ODH Logo

Content

You can familiarize yourself with how the project functions by watching the video and/or reading the blog

Video

You can find the video here.

Blog

You can find the blog here.

Notebooks and Code

This project contains data extraction, pre-processing training, an inference app, and openshift manifests. In order to improve models a considerable amount of work has been done to pre-train a word vector model for fastText.

Environment Variables

The .env.example file shows the necessary environment variables needed for the code to run smoothly. If extracting data using the github API a github access key is required. If using ceph then the credentials are required in the .env file, and USE_CEPH should be set to 1. If not using Ceph it should be set to 0. A repo name is required in all cases.

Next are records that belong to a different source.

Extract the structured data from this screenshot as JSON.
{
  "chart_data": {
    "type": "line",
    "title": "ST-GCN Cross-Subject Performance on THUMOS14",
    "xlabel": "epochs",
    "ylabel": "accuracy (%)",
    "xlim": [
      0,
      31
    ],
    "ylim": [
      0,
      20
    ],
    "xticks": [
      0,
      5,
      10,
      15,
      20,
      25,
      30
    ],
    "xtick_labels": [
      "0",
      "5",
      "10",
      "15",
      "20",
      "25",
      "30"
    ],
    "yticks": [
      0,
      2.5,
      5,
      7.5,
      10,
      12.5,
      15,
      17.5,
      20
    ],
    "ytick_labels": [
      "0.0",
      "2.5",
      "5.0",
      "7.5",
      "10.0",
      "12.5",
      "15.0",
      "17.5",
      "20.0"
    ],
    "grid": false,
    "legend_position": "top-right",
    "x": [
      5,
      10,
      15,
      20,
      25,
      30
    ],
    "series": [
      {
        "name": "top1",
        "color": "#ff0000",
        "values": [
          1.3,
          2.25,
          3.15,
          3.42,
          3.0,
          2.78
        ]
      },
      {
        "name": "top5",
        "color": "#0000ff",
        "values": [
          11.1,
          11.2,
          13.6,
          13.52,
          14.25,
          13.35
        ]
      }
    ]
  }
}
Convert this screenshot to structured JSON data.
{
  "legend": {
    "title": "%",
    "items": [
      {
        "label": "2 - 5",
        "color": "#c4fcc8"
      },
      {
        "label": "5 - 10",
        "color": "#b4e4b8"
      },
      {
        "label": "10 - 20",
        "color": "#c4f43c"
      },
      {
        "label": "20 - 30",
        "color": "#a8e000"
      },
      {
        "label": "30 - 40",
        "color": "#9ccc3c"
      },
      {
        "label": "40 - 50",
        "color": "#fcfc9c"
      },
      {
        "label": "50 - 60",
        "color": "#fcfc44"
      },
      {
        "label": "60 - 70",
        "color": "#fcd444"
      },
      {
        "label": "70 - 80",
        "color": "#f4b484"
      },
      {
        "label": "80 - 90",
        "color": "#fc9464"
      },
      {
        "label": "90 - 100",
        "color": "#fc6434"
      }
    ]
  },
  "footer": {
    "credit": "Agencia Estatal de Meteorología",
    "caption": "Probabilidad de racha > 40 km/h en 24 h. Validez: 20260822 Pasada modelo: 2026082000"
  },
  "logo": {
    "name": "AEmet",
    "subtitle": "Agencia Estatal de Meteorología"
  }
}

It can be either the name of a repository in the format {user/repo} or just the name of a user.

Dataset

The dataset can be extracted in the issue extraction notebook. A github access key should be included in the .env file. It will extract either all issues from all of a user’s repos or all issues from a specific repo.

Preprocessing

After extracting the dataset, one should then run the preprocessing notebook. The vocabulary will be built there. Note that the preprocessing functions do not come from this notebook, but rather from a preprocessing script. The notebook is for building and saving the vocabulary, and the script is where the helper functions lie.

Training

Once preprocessing is complete, the models can be trained. This is done in the model training notebook. This part has the most customizable features, such as making an exclusion list of users whose issues to discard, tags that aren’t worth predicting, synonyms for tags, and which models you want to save. The models come from a model classes script that contains subclasses of already-made models.

Manifests

Under the manifests/base folder, one can find all the essentials needed for deploying the app on openshift, namely a service, route, and deploymentconfig.

App

The app is in the root directory, named app.py. It can be run locally or on a kubernetes cluster.

Pre-training fastText

To pretrain our fastText model we train a Word2Vec model on general github issues. We use the GHArchive to extract data to train on. In order to use anything here a google BigQuery account must be made and the proper .json credentials file should be stored in the root. The first step to pre-training a vector model is to run the vocabulary building notebook. This downloads a word vector model and reduces vocabulary as well as adds new vocabulary. Note that again, this notebook is not called for preprocessing helper functions, but the w2v preprocessing script is. Then, one can set the pre-training notebook to run for as long as they would like to.

Visualizing

With a pretrained word vector model, one can then check out the visualization notebook. I advise to look at the gensim Word2Vec documentation and play around with whatever you think would be interesting to look at.